Standard & Poor's, as expected, downgraded the long-term credit rating of Greece to selective default, making it the first country in the eurozone to officially be rated in default. The move came after Greece retroactively included collective-action clauses to its bond contracts. Other rating agencies are expected to follow S&P's lead.
In the U.S., the S&P 500 rose again, up +0.34% for the week and +9.0% over the first two months of the year. EAFE developed country stocks declined -0.66% for the week, but are up +11.4% YTD through February. The emerging markets have gained +18.0% YTD. Bonds tread water last week with the 10 year Treasury yielding just under 2.0%.The Barclays Aggregate bond index has provided a +0.9% return YTD through February.

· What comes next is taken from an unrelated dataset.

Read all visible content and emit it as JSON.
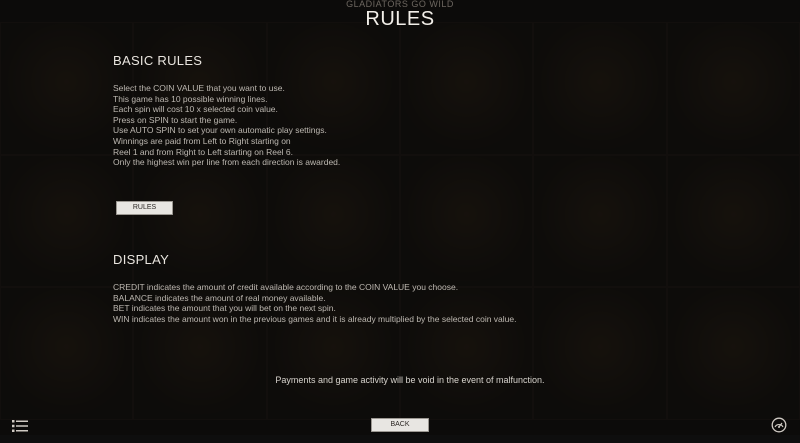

There was no hint of any further monetary policy accommodation in Fed Chairman Ben Bernanke's biannual testimony before Congress. He said such a decision is "data dependent." Since the data has been solid for several months the markets immediately reduced the odds of QE3. He acknowledged that higher oil prices were "likely to push up inflation temporarily while reducing consumers' purchasing power." But the Fed expects the overall pace of increases in prices and wages to remain "subdued".
Q4 2011 real GDP growth was revised up to +3.0% from an initial estimate of +2.8%. The GDP deflator was also revised up to +0.9% from +0.4%. Nominal GDP is up at a +4.0% clip.

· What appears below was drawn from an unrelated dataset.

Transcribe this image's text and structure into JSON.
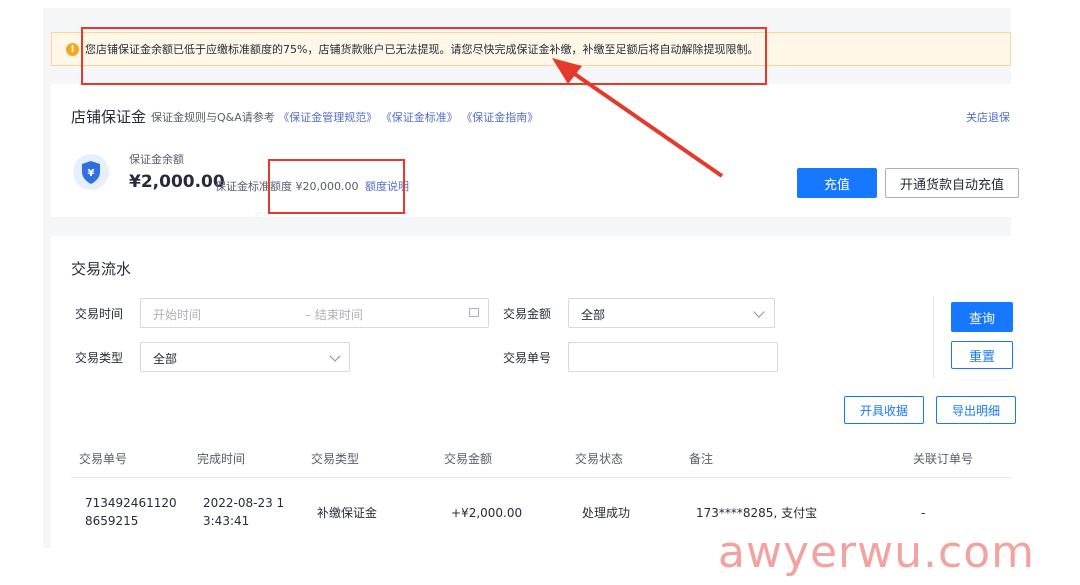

Personal income rose +0.3% and consumer spending rose +0.2%. Both were less than expected. The personal savings rate edged down to 4.6% from 4.7% in the December.

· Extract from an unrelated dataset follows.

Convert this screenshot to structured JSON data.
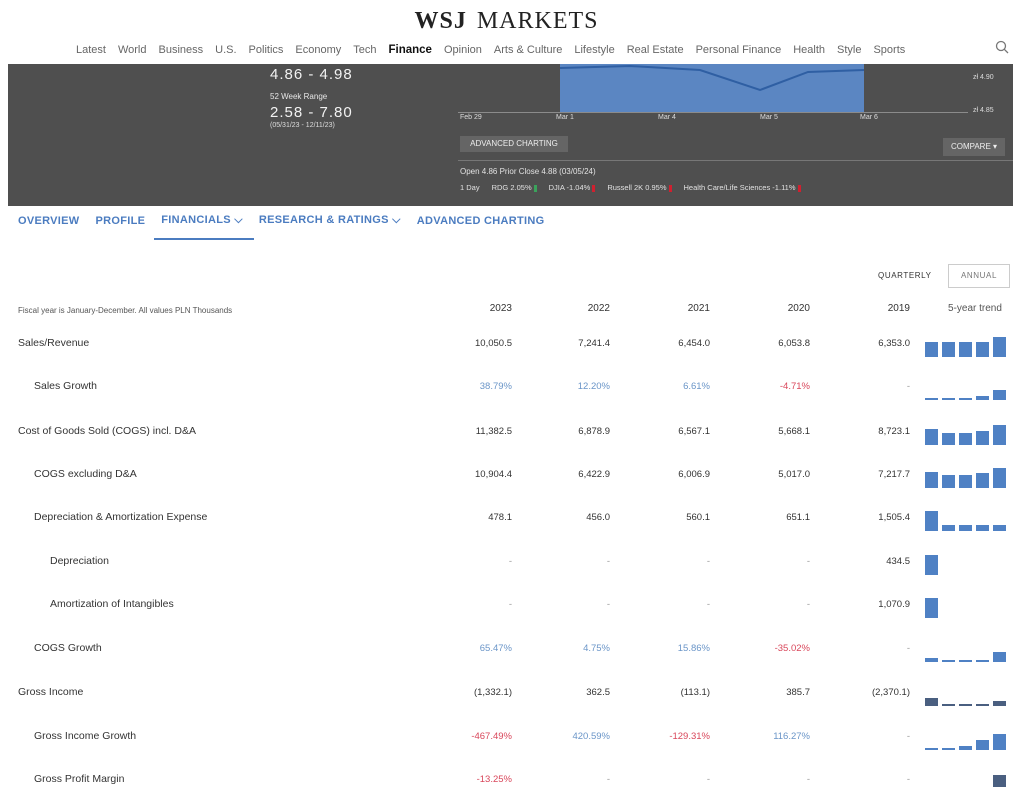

Manufacturing fell in February, according to the Institute for Supply Management. Their Index reading of 52.4 was lower than the consensus forecast of 54.6, following readings of 54.1 and 53.1 in January and December, respectively.
Stone McCarthy notes that the Conference Board Consumer Confidence Index rose 9.3 points to 70.8. The reading is the highest in a year or since last February's 72.0. Consumers are more optimistic to see that job conditions are improving in addition to the stronger performance in the stock market. Sharply higher gasoline prices seem to leave most consumers unfazed for the time being.
Meanwhile, the price of oil soared to its highest level in nine months after Iran said it has stopped exporting to Britain and France in retaliation for planned economic sanctions by the EU.
ISI Strategies notes that one of the major risks to the economic outlook concerns housing prices. If housing prices have found a floor, no matter how shaky, the outlook is much better than if housing prices were going to fall another -10%. The Case-Shiller home prices edged down -0.5% in December, somewhat weaker than expected. This puts the y/y at down -4.0%. Cities in Florida and Arizona posted modest sequential gains.
As always, the first full week of the month will be dominated by the unemployment report out on Friday. Expect job growth of 200,000 and an 8.2% unemployment rate.
The traditional press blackout period in advance of the March 13 FOMC meeting begins this Tuesday so no comments from Fed policymakers for a bit.